The phosphorylation motif at serine 225 governs the localization and function of sphingosine kinase 1 in resistance arteries

OBJECTIVE-: The purpose of this study was to characterize a phosphorylation motif at serine 225 as a molecular switch that regulates the pressure-dependent activation of sphingosine kinase 1 (Sk1) in resistance artery smooth muscle cells. METHODS AND RESULTS-: In isolated hamster gracilis muscle resistance arteries, pressure-dependent activation/translocation of Sk1 by ERK1/2 was critically dependent on its serine 225 phosphorylation site. Specifically, expression of Sk1^s225A reduced resting and myogenic tone, resting Ca²⁺, pressure-induced Ca²⁺ elevations, and Ca ²⁺ sensitivity.
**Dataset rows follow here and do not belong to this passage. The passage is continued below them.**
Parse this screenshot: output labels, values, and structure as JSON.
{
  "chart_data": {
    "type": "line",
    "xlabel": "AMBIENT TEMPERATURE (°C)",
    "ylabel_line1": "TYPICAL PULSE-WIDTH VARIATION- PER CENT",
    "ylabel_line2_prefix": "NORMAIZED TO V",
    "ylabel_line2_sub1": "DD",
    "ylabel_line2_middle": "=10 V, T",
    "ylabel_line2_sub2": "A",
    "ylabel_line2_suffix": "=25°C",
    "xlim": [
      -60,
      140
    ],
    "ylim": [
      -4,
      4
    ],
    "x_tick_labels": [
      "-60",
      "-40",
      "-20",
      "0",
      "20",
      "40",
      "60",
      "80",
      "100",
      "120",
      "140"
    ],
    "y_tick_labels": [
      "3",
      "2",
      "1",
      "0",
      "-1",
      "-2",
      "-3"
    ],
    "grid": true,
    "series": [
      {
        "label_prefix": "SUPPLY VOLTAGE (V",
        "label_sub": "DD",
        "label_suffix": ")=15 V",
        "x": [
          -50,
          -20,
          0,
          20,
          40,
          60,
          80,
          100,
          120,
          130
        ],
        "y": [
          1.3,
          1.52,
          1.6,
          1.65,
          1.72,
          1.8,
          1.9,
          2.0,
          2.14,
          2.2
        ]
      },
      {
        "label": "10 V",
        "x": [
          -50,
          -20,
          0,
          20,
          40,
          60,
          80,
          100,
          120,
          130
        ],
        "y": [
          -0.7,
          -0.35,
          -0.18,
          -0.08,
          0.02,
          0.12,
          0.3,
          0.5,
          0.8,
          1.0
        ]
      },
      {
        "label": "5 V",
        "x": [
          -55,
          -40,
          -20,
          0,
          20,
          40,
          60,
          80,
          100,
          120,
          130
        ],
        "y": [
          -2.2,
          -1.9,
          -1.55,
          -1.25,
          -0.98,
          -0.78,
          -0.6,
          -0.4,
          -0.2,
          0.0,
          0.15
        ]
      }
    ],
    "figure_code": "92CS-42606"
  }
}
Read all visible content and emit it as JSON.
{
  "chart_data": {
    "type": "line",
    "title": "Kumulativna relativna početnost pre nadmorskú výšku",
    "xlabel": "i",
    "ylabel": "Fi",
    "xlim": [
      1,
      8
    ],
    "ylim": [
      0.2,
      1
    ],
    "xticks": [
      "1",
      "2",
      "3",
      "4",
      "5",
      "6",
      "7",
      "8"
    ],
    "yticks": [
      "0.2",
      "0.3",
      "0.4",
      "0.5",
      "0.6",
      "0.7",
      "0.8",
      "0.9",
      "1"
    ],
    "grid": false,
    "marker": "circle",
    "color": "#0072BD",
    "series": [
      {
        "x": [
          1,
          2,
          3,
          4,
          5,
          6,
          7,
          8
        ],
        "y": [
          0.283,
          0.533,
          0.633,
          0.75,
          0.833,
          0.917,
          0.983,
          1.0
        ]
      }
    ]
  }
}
The lack of function of the Sk1^s225A mutant could not be entirely overcome by forced localization to the plasma membrane via a myristoylation/palmitylation motif; the membrane anchor also significantly inhibited the function of the wild-type Sk1 enzyme. In both cases, Ca²⁺ sensitivity and myogenic tone were attenuated, whereas Ca ²⁺ handling was normalized/enhanced. These discrete effects are consistent with cell surface receptor-mediated effects (Ca²⁺ sensitivity) and intracellular effects of S1P (Ca²⁺ handling). Accordingly, S1P2 receptor inhibition (1μmol/L JTE013) attenuated myogenic tone without effect on Ca²⁺. CONCLUSIONS-: Translocation and precise subcellular positioning of Sk1 is essential for full Sk1 function; and two distinct S1P pools, proposed to be intra-and extracellular, contribute to the maintenance of vascular tone.